What you'll build
Use requestPointerLock() to capture the cursor for FPS-style aiming. Standard in browser game engines.
Steps
- Call canvas.requestPointerLock() inside a click handler
- Listen to mousemove for movementX / movementY
- Update a yaw/pitch state, never an absolute (x, y)
- Call exitPointerLock() on Escape
Why this works
Custom cursors are the smallest, most-viewed piece of UI on a desktop. The technique above applies the smallest possible change that achieves the goal — no extra dependencies, no custom event loop, no accessibility regression. If you change exactly what these steps describe and nothing else, the cursor swap is invisible to assistive tech, undisturbed by browser or OS updates, and free of the memory leaks common to JS-driven cursor implementations.
Common mistakes
- Skipping the hotspot. The hotspot is the pixel inside your cursor image that actually counts as the click point. Defaulting to
(0, 0)is wrong for almost every cursor type. Tune it, then test on a 1-pixel target. - Skipping the fallback. Custom cursor URLs without a fallback keyword are silently ignored by some browsers. Always end the rule with
pointer,auto,crosshair, or whatever system cursor matches the role. - Antialiasing the pixel grid. If you ship a 16x16 PNG and the browser scales it, you lose the pixel art. Ship a 32x32 (2x) variant, or use SVG with
shape-rendering="crispEdges". - Animating idle cursors. Even a great animation makes the cursor feel restless. Reserve animation for busy, working, and progress states.
Testing checklist
- Hover over a white background (Stack Overflow), a black background (a code editor), and a chaotic background (a YouTube grid). The cursor must be visible on all three.

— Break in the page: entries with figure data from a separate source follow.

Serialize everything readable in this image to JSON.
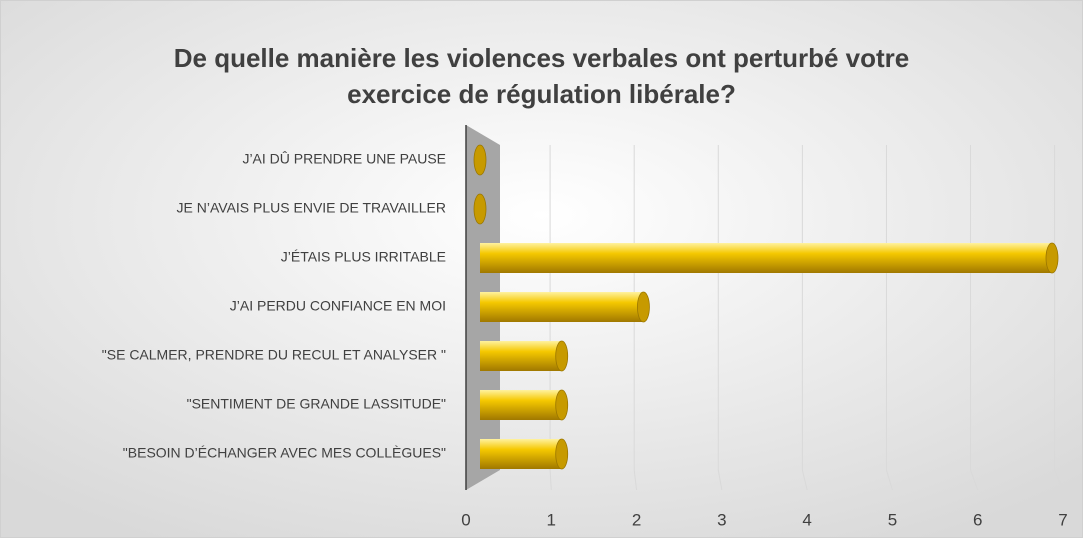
{
  "chart_data": {
    "type": "bar",
    "orientation": "horizontal",
    "title": "De quelle manière les violences verbales ont perturbé votre exercice de régulation libérale?",
    "categories": [
      "J’AI DÛ PRENDRE UNE PAUSE",
      "JE N’AVAIS PLUS ENVIE DE TRAVAILLER",
      "J’ÉTAIS PLUS IRRITABLE",
      "J’AI PERDU CONFIANCE EN MOI",
      "\"SE CALMER, PRENDRE DU RECUL ET ANALYSER \"",
      "\"SENTIMENT DE GRANDE LASSITUDE\"",
      "\"BESOIN D’ÉCHANGER AVEC MES COLLÈGUES\""
    ],
    "values": [
      0,
      0,
      7,
      2,
      1,
      1,
      1
    ],
    "color": "#f2c200",
    "xlim": [
      0,
      7
    ],
    "xticks": [
      0,
      1,
      2,
      3,
      4,
      5,
      6,
      7
    ],
    "grid": true
  }
}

- Verify the hotspot lands where the cursor "feels like" it points by hovering over a tiny target.
- If the cursor is animated, watch it for 30 seconds without context. If it gets distracting, slow it down or remove animation.
- Test in at least two browsers and on a HiDPI display. Cursor handling differs more across browsers than most CSS properties.
Related CSS cursor reference
If you are still firming up your CSS cursor instincts, the CSS cursor reference covers every keyword and value, including cursor: url(), fallback chains, and hotspot tuning.
Pick a pack to try this with
If you want a cursor pack to use as the source for this tutorial, browse the collections page or jump straight to a free CC0 set on the community assets page. Both pages link to packs you can download right now.